Duruşmada aile bireyleri tanık olarak dinlendi. Sanık dede Hasan Yağal ile anne Selvi Yağal, babaanne Ayşe ile ağabey O.Y., haklarındaki tüm suçlamaları reddetti. Anne Selvi Yağal, duruşmada Müslüme’nin ölümüyle ilgili kimseden şikayetçi olmadığını söyledi.
Selvi Yağal, ifadesinde kayınpederi Hasan Yağal’dan şikayetçi olmadığını kaydetti. Yağal, “Kayınpederimin suçu yok. Bana tecavüz etmedi. Cenab-ı Allah bana hesap sorar, bana bir şey yapmadı” dedi. Bunun üzerine mahkeme heyeti, çocuğun babasının DNA raporlarında dedesi olduğunun ortaya çıktığını hatırlatınca Selvi Yağal, “Kabul etmiyorum, öyle bir şey olmadı. Müslüme olayından dolayı kimseden şikayetçi değilim” diye konuştu.
‘RAPORU BİLEMEM, BELKİ AKRABALIKTANDIR’
Hasan Yağal, olay günü küçükbaşlarla birlikte eşi Ayşe ve torunu Müslüme ile çadıra geldiklerini belirterek, “Müslüme’yi en son saat 14.30 gibi çadırdan çıkarken görmüştüm. Hayvan otlatmaktan geldim. Çocuklar ağlıyordu, O.Y., Müslüme’nin kaybolduğunu söyleyince traktöre binip, asfalta doğru gittim. Gittiğim yerde Ayşe ve Selvi’yi görünce onlar da bulamadıklarını söyleyince jandarmaya haber verdik. Her yerde aradık bulamadık” dedi. Müslüme’nin bulunduğu yere kendi başına gitmiş olabileceğini öne süren Hasan Yağal, “Çocuk bu, kendi başına gider. Her gördüğümde Müslüme’yi yüzünden öperim. Dokuz gün sonra boynundan DNA çıkması normal. Bundan cinsel bir eylem olduğu çıkmaz. O benim torunum, bu konu söz konusu bile olamaz” diye konuştu.

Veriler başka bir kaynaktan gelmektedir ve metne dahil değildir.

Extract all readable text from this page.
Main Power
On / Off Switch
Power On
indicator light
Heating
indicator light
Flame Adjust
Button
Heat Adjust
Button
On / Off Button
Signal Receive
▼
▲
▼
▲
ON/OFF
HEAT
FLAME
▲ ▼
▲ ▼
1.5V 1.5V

Mahkeme heyeti, Hasan Yağal’a Müslüme’nin ablası diğer torunu A.Y.’nin kendi çocuğu olup olmadığı konusunda soru sordu. Yağal ifadesinde, “O benim torunum, raporu bilemem. Belki akrabalıktandır. Gelinim Selvi ile bir cinsel ilişkim olmadı” ifadelerini kullandı.